My father got out of the Service, went back to Washington, D.C. where he and my mother had met. My mother was working at the Library of Congress, and my father worked at the GPO, Government Printing Office.
I went to a school—my first school that I can remember was Lucy Diggs Slowe Elementary School. When it was time for me to go to the intermediate grades, I didn’t get along with this teacher too well. In fact, she had me sitting right in front of her desk to kind of watch me. And I knew she didn’t like us coming to her school. But I was taught very early on how to deal with the racism without thinking that there’s something wrong with me. The teacher that didn’t want us there was giving out the words and was making us learn “I’m Dreaming of a White Christmas.” I was writing on my piece of paper, “I’m dreaming of a black teacher.” And I did use the word “black.” I’ve never been ashamed of the word “black.” Even today, some African Americans don’t like to say that word.
I felt a lot of pride. I was thinking black power was a good thing. I was involved in Mayor Hatcher’s ascendancy and in the Mayor Hatcher legacy. Some say he was not the first black mayor of a major city. Some say it was Carl Stokes. Some say it was because of the time zone. But Mayor Hatcher basically has been the one to be called the first mayor of a major city. Now that’s only two years after the Voting Rights Act. And that was just a natural progression of things. It wasn’t just in Gary; it was in Cleveland, eventually down South it started to happen. In other words, the ceiling had opened up.
But what surprised me was the anger that was felt by so many African Americans when the whites left. And even that picture of downtown Gary that’s the famous picture, everybody walking, all the white people… Black people couldn’t even use those stores. They couldn’t try on clothes. And I’m thinking, “What kind of legacy are they crying about?” My father, and them, and his brothers would laugh about, “Well, let ‘em leave. Let ‘em leave. We’ll get some houses now.” But over here, when I came this way, people were actually, “Mayor Hatcher, if it hadn’t been for Mayor Hatcher the white folks never would’ve left here. We would’ve been equal. We would’ve been this, we—” That’s what I remember: actually kind of a split among Gary. You had those who wanted him to be successful and supported him, and then there was a group that began to splinter off and became an anti.

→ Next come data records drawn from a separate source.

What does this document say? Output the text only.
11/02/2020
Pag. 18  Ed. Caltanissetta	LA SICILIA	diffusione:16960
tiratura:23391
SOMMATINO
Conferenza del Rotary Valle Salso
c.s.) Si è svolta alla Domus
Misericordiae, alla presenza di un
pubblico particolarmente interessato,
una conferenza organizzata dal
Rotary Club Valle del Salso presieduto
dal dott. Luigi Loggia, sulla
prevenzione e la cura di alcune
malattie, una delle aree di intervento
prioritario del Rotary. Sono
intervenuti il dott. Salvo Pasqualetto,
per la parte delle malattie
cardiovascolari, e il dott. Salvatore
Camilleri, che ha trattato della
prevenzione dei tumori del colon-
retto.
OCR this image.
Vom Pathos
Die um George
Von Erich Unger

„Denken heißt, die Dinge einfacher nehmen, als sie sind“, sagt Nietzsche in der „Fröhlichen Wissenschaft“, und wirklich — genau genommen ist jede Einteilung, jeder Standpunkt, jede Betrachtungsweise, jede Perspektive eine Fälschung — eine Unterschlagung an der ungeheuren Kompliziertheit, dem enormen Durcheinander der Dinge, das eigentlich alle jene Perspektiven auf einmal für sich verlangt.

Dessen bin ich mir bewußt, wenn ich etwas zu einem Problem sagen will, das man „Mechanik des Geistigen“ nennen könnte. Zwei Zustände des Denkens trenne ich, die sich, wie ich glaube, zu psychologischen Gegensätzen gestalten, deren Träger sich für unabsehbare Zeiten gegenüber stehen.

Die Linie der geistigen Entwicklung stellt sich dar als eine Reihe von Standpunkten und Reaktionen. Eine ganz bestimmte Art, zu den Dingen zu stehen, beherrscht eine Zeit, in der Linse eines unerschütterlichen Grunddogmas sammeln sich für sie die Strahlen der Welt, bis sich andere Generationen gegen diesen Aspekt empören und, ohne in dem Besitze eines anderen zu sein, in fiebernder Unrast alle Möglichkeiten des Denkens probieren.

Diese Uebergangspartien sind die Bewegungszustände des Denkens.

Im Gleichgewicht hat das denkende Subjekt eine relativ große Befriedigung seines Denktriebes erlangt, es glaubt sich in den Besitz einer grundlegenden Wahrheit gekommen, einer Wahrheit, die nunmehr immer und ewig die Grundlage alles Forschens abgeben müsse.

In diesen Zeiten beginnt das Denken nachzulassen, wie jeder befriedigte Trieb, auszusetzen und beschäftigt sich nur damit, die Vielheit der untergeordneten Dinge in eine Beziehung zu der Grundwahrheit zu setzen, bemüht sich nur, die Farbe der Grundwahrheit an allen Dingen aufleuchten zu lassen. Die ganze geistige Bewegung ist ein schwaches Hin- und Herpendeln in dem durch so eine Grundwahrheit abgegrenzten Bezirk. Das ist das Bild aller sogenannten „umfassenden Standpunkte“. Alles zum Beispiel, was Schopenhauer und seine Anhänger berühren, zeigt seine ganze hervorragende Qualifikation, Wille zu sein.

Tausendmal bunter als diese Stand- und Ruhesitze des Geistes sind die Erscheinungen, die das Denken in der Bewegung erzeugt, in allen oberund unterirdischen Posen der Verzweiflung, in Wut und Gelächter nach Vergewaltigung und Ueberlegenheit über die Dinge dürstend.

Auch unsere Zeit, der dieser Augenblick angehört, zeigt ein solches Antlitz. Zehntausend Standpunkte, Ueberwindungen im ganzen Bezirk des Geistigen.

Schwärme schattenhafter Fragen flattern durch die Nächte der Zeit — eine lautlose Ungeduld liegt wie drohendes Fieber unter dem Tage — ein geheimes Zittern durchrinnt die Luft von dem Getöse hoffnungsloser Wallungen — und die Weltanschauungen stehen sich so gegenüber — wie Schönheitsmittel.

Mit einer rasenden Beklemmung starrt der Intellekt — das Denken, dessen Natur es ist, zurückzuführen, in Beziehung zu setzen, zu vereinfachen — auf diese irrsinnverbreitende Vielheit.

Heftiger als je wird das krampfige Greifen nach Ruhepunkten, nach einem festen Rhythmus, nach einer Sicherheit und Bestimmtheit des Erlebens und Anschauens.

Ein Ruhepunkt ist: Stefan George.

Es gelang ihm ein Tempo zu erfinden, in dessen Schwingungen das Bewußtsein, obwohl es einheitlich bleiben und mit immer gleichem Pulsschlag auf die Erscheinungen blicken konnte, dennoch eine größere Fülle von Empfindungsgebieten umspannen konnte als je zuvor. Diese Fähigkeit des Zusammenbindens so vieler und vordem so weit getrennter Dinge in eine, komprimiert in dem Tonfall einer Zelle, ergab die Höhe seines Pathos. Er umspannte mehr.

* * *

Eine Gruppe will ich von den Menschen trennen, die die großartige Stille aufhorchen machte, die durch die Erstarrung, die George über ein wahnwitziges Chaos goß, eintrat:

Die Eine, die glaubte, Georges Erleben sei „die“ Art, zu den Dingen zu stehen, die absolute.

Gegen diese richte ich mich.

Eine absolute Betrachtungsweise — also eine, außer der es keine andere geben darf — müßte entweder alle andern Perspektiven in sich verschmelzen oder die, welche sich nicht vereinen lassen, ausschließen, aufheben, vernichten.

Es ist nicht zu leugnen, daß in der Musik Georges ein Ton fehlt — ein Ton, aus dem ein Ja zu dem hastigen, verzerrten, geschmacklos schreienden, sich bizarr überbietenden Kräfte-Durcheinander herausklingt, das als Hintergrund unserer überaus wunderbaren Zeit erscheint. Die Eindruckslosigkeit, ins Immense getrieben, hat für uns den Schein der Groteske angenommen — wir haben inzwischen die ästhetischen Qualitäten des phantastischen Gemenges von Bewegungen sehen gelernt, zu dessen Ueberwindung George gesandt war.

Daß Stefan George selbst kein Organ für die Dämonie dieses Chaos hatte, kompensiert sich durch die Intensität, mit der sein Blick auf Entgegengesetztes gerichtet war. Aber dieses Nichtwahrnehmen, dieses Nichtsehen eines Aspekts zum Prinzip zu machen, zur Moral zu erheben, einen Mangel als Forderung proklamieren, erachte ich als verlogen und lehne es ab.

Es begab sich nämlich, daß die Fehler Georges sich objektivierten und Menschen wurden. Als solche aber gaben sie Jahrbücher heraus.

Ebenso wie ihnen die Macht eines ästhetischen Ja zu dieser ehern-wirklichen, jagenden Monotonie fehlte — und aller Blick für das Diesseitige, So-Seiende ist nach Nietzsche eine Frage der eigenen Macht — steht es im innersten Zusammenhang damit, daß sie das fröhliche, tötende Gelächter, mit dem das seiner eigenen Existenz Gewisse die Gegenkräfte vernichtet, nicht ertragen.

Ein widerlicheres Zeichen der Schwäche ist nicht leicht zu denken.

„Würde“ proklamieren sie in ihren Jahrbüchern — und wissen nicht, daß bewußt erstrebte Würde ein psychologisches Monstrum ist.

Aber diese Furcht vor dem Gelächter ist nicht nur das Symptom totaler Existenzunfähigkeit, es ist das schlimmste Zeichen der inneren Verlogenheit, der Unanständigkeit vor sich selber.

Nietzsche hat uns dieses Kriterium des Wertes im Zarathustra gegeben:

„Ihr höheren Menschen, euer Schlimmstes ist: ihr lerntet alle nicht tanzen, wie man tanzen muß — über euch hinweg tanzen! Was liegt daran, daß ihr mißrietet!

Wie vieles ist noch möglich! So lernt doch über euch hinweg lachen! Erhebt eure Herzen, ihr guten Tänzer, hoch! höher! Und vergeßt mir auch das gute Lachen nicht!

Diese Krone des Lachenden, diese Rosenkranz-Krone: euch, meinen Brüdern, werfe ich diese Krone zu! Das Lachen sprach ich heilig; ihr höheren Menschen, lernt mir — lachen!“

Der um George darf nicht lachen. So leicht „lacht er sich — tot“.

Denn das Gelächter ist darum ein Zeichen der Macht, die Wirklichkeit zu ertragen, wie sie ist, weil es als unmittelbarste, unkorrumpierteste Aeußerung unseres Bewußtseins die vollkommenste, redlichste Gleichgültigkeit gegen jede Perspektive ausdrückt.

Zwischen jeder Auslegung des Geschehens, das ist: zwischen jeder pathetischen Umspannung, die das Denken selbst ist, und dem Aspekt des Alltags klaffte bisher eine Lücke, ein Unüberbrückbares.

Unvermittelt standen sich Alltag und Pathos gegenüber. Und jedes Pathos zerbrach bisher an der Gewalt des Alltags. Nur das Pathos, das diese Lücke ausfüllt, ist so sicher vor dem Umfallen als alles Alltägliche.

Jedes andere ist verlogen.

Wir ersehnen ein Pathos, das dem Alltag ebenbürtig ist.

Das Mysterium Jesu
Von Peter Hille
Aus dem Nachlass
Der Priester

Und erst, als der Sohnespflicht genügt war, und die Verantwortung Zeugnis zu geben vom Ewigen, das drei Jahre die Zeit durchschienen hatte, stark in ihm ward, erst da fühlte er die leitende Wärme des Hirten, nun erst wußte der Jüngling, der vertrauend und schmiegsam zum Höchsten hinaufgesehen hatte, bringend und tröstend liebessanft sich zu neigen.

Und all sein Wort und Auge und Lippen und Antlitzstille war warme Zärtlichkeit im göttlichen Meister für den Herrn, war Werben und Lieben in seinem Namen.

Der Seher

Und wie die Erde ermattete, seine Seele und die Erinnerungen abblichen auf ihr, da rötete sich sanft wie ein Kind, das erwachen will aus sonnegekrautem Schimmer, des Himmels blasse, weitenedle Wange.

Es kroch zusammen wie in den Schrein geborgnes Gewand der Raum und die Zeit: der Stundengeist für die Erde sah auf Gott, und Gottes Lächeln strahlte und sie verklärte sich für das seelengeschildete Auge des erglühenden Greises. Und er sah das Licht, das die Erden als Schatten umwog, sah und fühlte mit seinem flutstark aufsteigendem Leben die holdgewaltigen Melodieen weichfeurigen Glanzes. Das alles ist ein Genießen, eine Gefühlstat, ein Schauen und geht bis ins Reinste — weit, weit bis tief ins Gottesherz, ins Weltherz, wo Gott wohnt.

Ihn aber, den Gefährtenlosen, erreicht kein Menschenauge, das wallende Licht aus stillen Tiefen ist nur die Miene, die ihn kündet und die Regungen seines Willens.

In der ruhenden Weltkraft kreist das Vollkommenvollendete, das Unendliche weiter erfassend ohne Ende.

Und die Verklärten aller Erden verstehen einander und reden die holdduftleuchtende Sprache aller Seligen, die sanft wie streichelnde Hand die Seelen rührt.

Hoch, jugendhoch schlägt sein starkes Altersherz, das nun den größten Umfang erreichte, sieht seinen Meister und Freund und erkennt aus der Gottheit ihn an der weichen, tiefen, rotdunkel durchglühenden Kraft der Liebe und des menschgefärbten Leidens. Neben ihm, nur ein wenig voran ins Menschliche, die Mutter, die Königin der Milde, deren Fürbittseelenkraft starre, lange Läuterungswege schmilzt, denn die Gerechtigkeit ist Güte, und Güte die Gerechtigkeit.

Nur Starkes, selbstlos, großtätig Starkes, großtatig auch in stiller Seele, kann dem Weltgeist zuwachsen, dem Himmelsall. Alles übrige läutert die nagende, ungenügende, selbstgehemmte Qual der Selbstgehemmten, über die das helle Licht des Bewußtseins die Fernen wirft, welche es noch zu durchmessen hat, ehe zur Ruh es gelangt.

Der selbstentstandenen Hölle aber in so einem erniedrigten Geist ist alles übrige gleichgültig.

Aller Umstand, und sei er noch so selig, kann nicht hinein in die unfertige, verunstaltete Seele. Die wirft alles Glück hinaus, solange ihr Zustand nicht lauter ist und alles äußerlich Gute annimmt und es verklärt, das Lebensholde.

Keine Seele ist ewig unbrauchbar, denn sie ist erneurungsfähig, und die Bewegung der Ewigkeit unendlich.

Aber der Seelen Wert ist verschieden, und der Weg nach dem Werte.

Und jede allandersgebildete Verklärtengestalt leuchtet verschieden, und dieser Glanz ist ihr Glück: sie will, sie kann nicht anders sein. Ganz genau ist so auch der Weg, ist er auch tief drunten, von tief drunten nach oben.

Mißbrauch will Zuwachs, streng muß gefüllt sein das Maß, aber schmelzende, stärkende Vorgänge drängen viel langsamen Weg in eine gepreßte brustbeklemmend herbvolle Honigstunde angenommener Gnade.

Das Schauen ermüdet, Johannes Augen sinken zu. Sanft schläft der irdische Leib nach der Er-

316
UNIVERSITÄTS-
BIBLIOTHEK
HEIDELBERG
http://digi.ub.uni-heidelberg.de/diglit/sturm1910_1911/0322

I did have problems with this anti-Hatcher group which, to me, was an anti-black group by black people, many of whom, I don’t think, got it—could get it straight within themselves. “How did he get there and not me?” Maybe that was part of it, I don’t know. And now that Merrillville—people that ran from here to go to Merrillville… Every now and then I’ll say something, and it’s not the most popular thing to say, but I’ll say, “Now, Mayor Hatcher’s not in Merrillville. How come Merrillville’s whites are leaving Merrillville? Can’t blame Mayor Hatcher, now can you?” They never answer that question, you know?